Linux (x86_64, Qt 6): Fetch the AppImage from https://cdn.gridex.app/linux/Gridex-latest-x86_64.AppImage. Make it executable with chmod +x Gridex-latest-x86_64.AppImage, then run ./Gridex-latest-x86_64.AppImage. Updates pull from a JSON feed.
Check https://github.com/gridex/gridex/releases for deltas, checksums, or older versions. Swift 5.10 underpins parts of the stack, per the badges, with the project under Apache 2.0 license. Join the Discord at https://discord.gg/UuV2Ktc6 for support.
Once open, add connections via host, port, credentials, and database name. The interface shows a sidebar for schemas, a central query editor, and bottom grid for results. Keyboard shortcuts handle navigation, like Cmd/Ctrl+Enter for execution.
Who This Fits
Developers managing multiple database types benefit most. A team using PostgreSQL for the main app, Redis for caching, and ClickHouse for analytics gets one tool instead of juggling separate clients. The AI chat suits solo users prototyping queries or debugging schemas without leaving the app.
Database administrators appreciate the native speed for large dumps or ER diagrams. For example, SQL Server users access stored procedures directly, while MongoDB folks run aggregations in the grid. The MCP server appeals to those integrating with IDEs like Cursor, where Gridex acts as a backend for database tools.
If your workflow spans platforms—say, macOS daily but Linux servers—cross-compatibility keeps things consistent. It's less ideal for mobile or browser-only setups, as it's desktop-bound.
How It Compares
Gridex differs from Java-based tools like DBeaver, which run anywhere but carry JVM overhead. DBeaver covers similar databases with plugins, yet Gridex's native UIs respond faster on result grids, especially for Redis key scans or ClickHouse mutations.

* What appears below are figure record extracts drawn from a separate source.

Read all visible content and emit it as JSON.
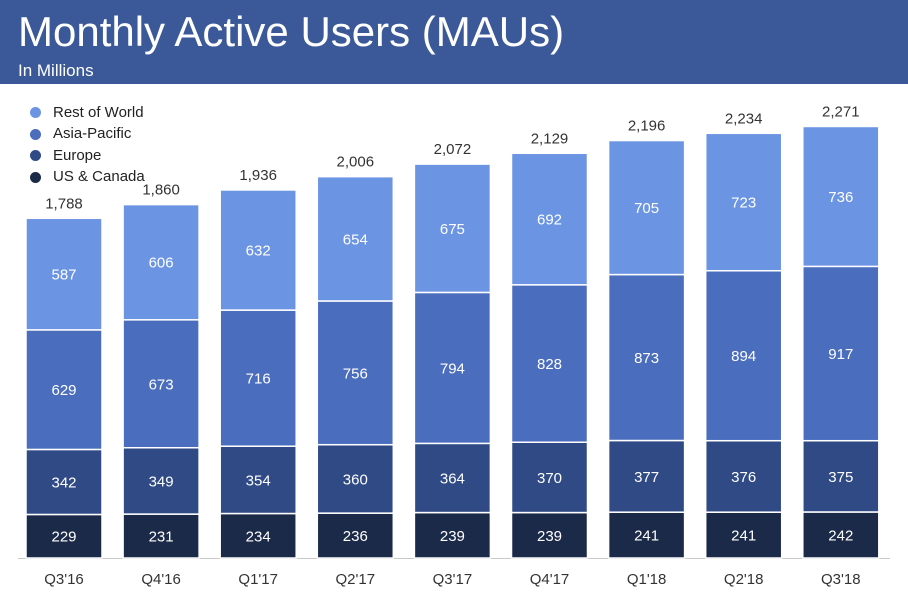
{
  "header": {
    "title": "Monthly Active Users (MAUs)",
    "subtitle": "In Millions"
  },
  "chart_data": {
    "type": "bar",
    "stacked": true,
    "title": "Monthly Active Users (MAUs)",
    "subtitle": "In Millions",
    "categories": [
      "Q3'16",
      "Q4'16",
      "Q1'17",
      "Q2'17",
      "Q3'17",
      "Q4'17",
      "Q1'18",
      "Q2'18",
      "Q3'18"
    ],
    "series": [
      {
        "name": "US & Canada",
        "color": "#1c2a4a",
        "values": [
          229,
          231,
          234,
          236,
          239,
          239,
          241,
          241,
          242
        ]
      },
      {
        "name": "Europe",
        "color": "#2f4a85",
        "values": [
          342,
          349,
          354,
          360,
          364,
          370,
          377,
          376,
          375
        ]
      },
      {
        "name": "Asia-Pacific",
        "color": "#4a6dbd",
        "values": [
          629,
          673,
          716,
          756,
          794,
          828,
          873,
          894,
          917
        ]
      },
      {
        "name": "Rest of World",
        "color": "#6b94e3",
        "values": [
          587,
          606,
          632,
          654,
          675,
          692,
          705,
          723,
          736
        ]
      }
    ],
    "totals": [
      "1,788",
      "1,860",
      "1,936",
      "2,006",
      "2,072",
      "2,129",
      "2,196",
      "2,234",
      "2,271"
    ],
    "legend_order": [
      "Rest of World",
      "Asia-Pacific",
      "Europe",
      "US & Canada"
    ],
    "legend_position": "top-left",
    "grid": false,
    "xlabel": "",
    "ylabel": ""
  }
}
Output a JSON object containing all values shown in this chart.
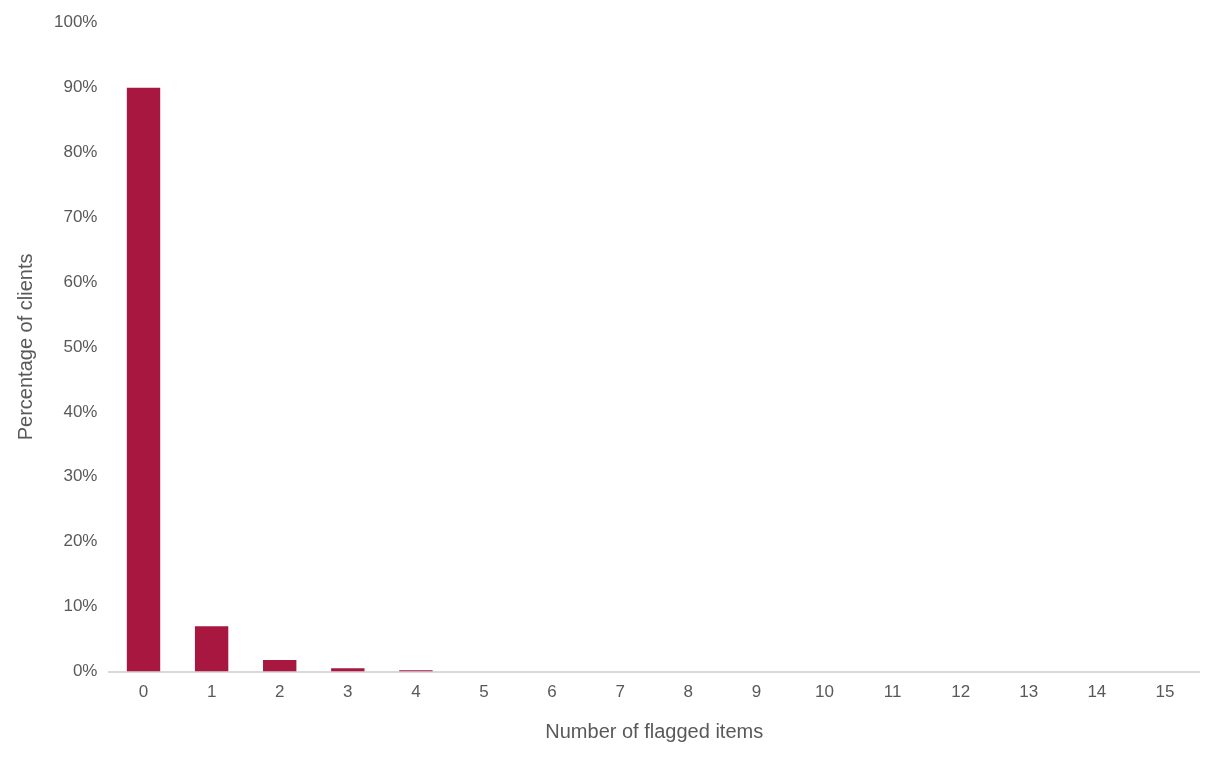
{
  "chart_data": {
    "type": "bar",
    "xlabel": "Number of flagged items",
    "ylabel": "Percentage of clients",
    "categories": [
      "0",
      "1",
      "2",
      "3",
      "4",
      "5",
      "6",
      "7",
      "8",
      "9",
      "10",
      "11",
      "12",
      "13",
      "14",
      "15"
    ],
    "values": [
      89.9,
      7.0,
      1.8,
      0.5,
      0.2,
      0,
      0,
      0,
      0,
      0,
      0,
      0,
      0,
      0,
      0,
      0
    ],
    "color": "#a8173f",
    "ylim": [
      0,
      100
    ],
    "yticks": [
      {
        "value": 0,
        "label": "0%"
      },
      {
        "value": 10,
        "label": "10%"
      },
      {
        "value": 20,
        "label": "20%"
      },
      {
        "value": 30,
        "label": "30%"
      },
      {
        "value": 40,
        "label": "40%"
      },
      {
        "value": 50,
        "label": "50%"
      },
      {
        "value": 60,
        "label": "60%"
      },
      {
        "value": 70,
        "label": "70%"
      },
      {
        "value": 80,
        "label": "80%"
      },
      {
        "value": 90,
        "label": "90%"
      },
      {
        "value": 100,
        "label": "100%"
      }
    ],
    "grid": false,
    "legend": false
  }
}
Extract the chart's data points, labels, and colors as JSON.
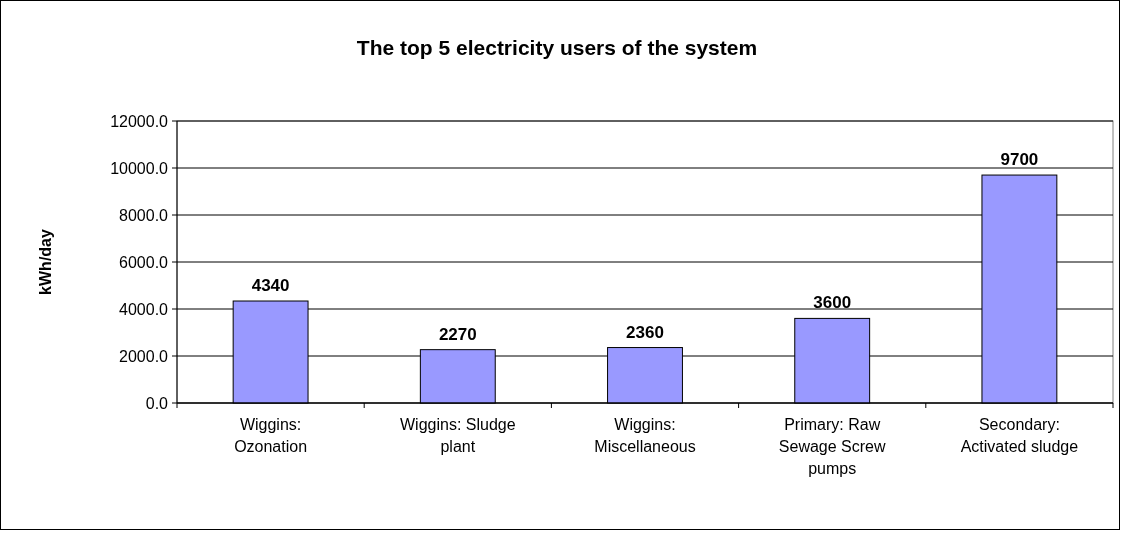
{
  "chart_data": {
    "type": "bar",
    "title": "The top 5 electricity users of the system",
    "ylabel": "kWh/day",
    "categories": [
      "Wiggins: Ozonation",
      "Wiggins: Sludge plant",
      "Wiggins: Miscellaneous",
      "Primary: Raw Sewage Screw pumps",
      "Secondary: Activated sludge"
    ],
    "values": [
      4340,
      2270,
      2360,
      3600,
      9700
    ],
    "color": "#9999ff",
    "ylim": [
      0,
      12000
    ],
    "yticks": [
      {
        "value": 0,
        "label": "0.0"
      },
      {
        "value": 2000,
        "label": "2000.0"
      },
      {
        "value": 4000,
        "label": "4000.0"
      },
      {
        "value": 6000,
        "label": "6000.0"
      },
      {
        "value": 8000,
        "label": "8000.0"
      },
      {
        "value": 10000,
        "label": "10000.0"
      },
      {
        "value": 12000,
        "label": "12000.0"
      }
    ],
    "grid": "y",
    "data_labels": true
  }
}
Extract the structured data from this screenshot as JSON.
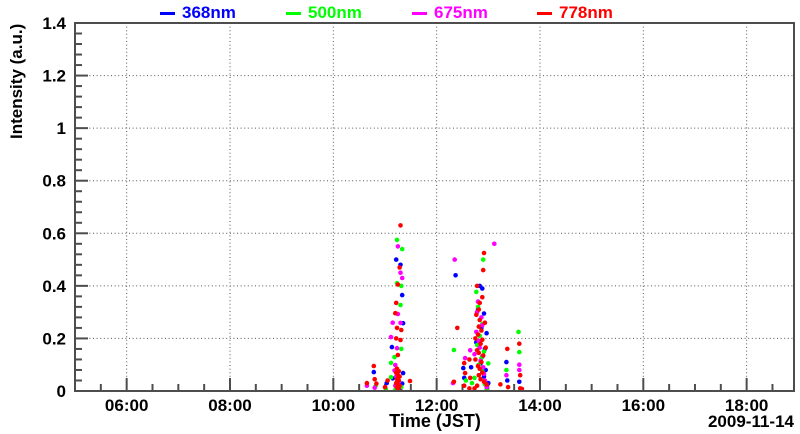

Electron apps such as DataGrip alternatives or dbt clients feel heavier due to web rendering; Gridex skips that for direct toolkit drawing. TablePlus (macOS-focused) matches native feel but lacks Linux/Windows and AI/MCP. It's lighter than full IDEs like DataGrip, which add indexing at a resource cost.
On multi-DB support, it matches Postico or pgAdmin for Postgres depth but extends to NoSQL like Redis/MongoDB with tailored ops. The AI edge—models querying live schemas—sets it apart from static tools. At 429 GitHub stars, it's early but active.